Her İnsan Bir Sanatçıdır” kitabı, Coomaraswamy'nin "Sanatçı özel tür bir insan değil, her insan bir sanatçıdır" sözüyle başlıyor. Bir seçki olarak da görebileceğimiz kitap, geleneksel medeniyetlerde üretilen sanatın anlaşılması adına yazılmış makalelerden oluşuyor. Kitaba yazdığı önsözde, Seyyid Hüseyn Nasr da, eserin bu yönüyle birlikte, insan olmanın gerçek doğasının anlaşılması ve insan olmanın ne demek olduğunun bilinmesi bakımından da büyük öneme sahip olduğunu söylüyor.

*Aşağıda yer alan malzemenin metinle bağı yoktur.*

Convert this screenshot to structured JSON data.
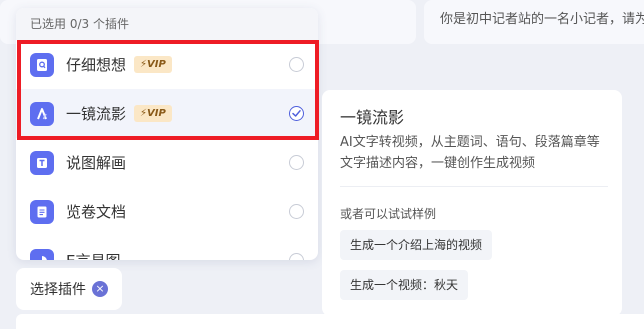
{
  "background": {
    "prompt_text": "你是初中记者站的一名小记者，请为"
  },
  "dropdown": {
    "header": "已选用 0/3 个插件",
    "items": [
      {
        "label": "仔细想想",
        "vip": "⚡VIP",
        "icon": "search-doc-icon",
        "selected": false
      },
      {
        "label": "一镜流影",
        "vip": "⚡VIP",
        "icon": "video-icon",
        "selected": true
      },
      {
        "label": "说图解画",
        "vip": "",
        "icon": "image-text-icon",
        "selected": false
      },
      {
        "label": "览卷文档",
        "vip": "",
        "icon": "document-icon",
        "selected": false
      },
      {
        "label": "E言易图",
        "vip": "",
        "icon": "chart-icon",
        "selected": false
      }
    ]
  },
  "select_tag": {
    "label": "选择插件",
    "close": "×"
  },
  "detail": {
    "title": "一镜流影",
    "description": "AI文字转视频，从主题词、语句、段落篇章等文字描述内容，一键创作生成视频",
    "subtitle": "或者可以试试样例",
    "samples": [
      "生成一个介绍上海的视频",
      "生成一个视频：秋天"
    ]
  },
  "colors": {
    "accent": "#4f5fdc",
    "highlight": "#ee1c25",
    "vip_bg": "#fbe7c6",
    "icon_bg": "#5e6ef0"
  }
}
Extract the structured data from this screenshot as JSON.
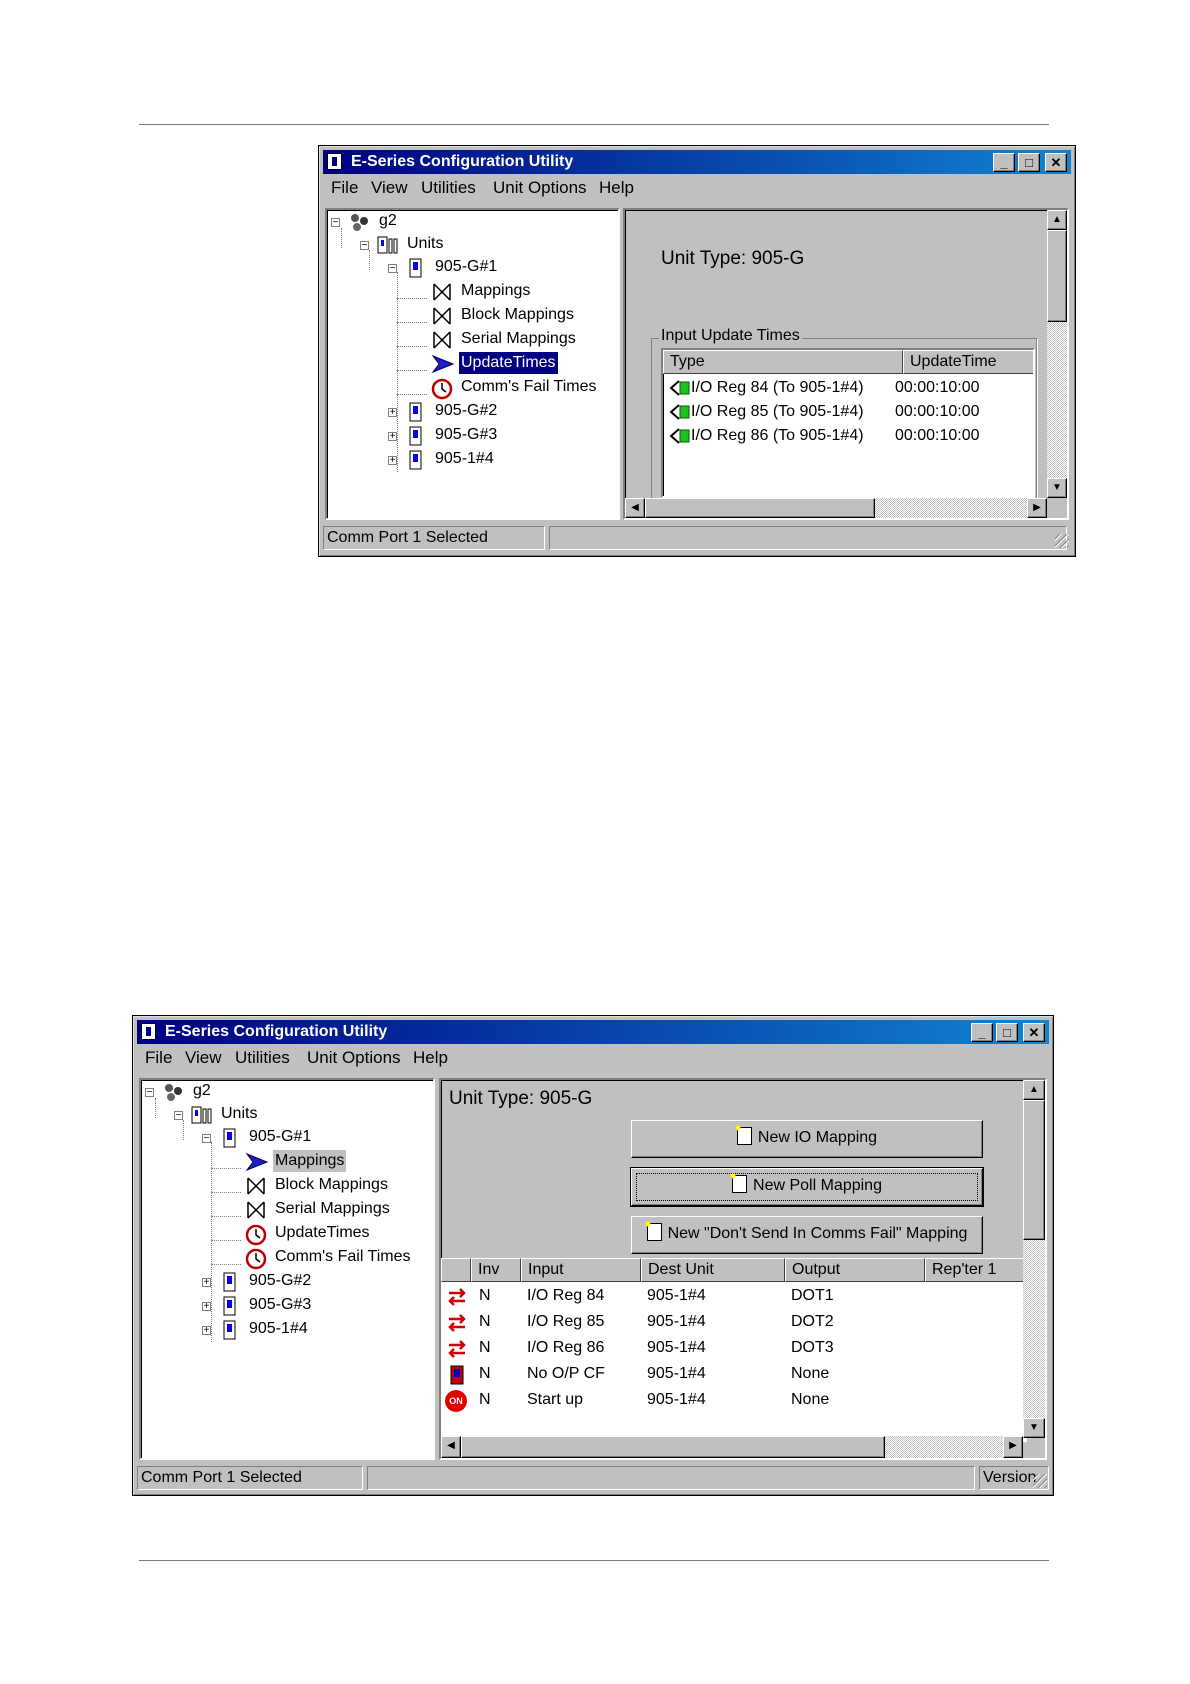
{
  "window_title": "E-Series Configuration Utility",
  "menu": [
    "File",
    "View",
    "Utilities",
    "Unit Options",
    "Help"
  ],
  "title_buttons": {
    "minimize": "_",
    "maximize": "□",
    "close": "✕"
  },
  "tree": {
    "root": "g2",
    "units": "Units",
    "unit1": "905-G#1",
    "children": [
      "Mappings",
      "Block Mappings",
      "Serial Mappings",
      "UpdateTimes",
      "Comm's Fail Times"
    ],
    "others": [
      "905-G#2",
      "905-G#3",
      "905-1#4"
    ]
  },
  "status": {
    "left": "Comm Port 1 Selected",
    "version": "Version"
  },
  "screen1": {
    "selected_node": "UpdateTimes",
    "unit_type": "Unit Type:  905-G",
    "group_title": "Input Update Times",
    "columns": [
      "Type",
      "UpdateTime"
    ],
    "rows": [
      {
        "type": "I/O Reg 84  (To 905-1#4)",
        "time": "00:00:10:00"
      },
      {
        "type": "I/O Reg 85  (To 905-1#4)",
        "time": "00:00:10:00"
      },
      {
        "type": "I/O Reg 86  (To 905-1#4)",
        "time": "00:00:10:00"
      }
    ]
  },
  "screen2": {
    "selected_node": "Mappings",
    "unit_type": "Unit Type:   905-G",
    "buttons": [
      "New IO Mapping",
      "New Poll Mapping",
      "New \"Don't Send In Comms Fail\" Mapping"
    ],
    "columns": [
      "",
      "Inv",
      "Input",
      "Dest Unit",
      "Output",
      "Rep'ter 1"
    ],
    "rows": [
      {
        "icon": "io-mapping-icon",
        "inv": "N",
        "input": "I/O Reg 84",
        "dest": "905-1#4",
        "output": "DOT1"
      },
      {
        "icon": "io-mapping-icon",
        "inv": "N",
        "input": "I/O Reg 85",
        "dest": "905-1#4",
        "output": "DOT2"
      },
      {
        "icon": "io-mapping-icon",
        "inv": "N",
        "input": "I/O Reg 86",
        "dest": "905-1#4",
        "output": "DOT3"
      },
      {
        "icon": "unit-icon",
        "inv": "N",
        "input": "No O/P CF",
        "dest": "905-1#4",
        "output": "None"
      },
      {
        "icon": "on-icon",
        "inv": "N",
        "input": "Start up",
        "dest": "905-1#4",
        "output": "None",
        "badge": "ON"
      }
    ]
  }
}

Hüseyn Nasr ve gelenekselci ekole göre insan olmak, dünyada ilahî sureti yansıtmaktır. İnsan, insan olmak marifetiyle yapar ve yaratır, kendi aslî tabiatına sadık kalmak suretiyle de geleneksel sanat üretir. Geleneksel sanat ise yeryüzünde İlahi Sanatçı'nın yani bir güzel ismi de Sâni olan Allah'ın hikmet ve cemalini yansıtır. Geleneksel sanatçı, tabiat olarak hakikatlere batınen açık bir varlıktır. Geleneksel ekole göre sanat, belli bir türe ait faaliyet değildir. Gelenekselciler, dünyada her şeyin kendisine ait bir sanatının olduğunu ve sanatın geleneksel kurallara göre yaşanan hayatın ta kendisi olduğunu savunur.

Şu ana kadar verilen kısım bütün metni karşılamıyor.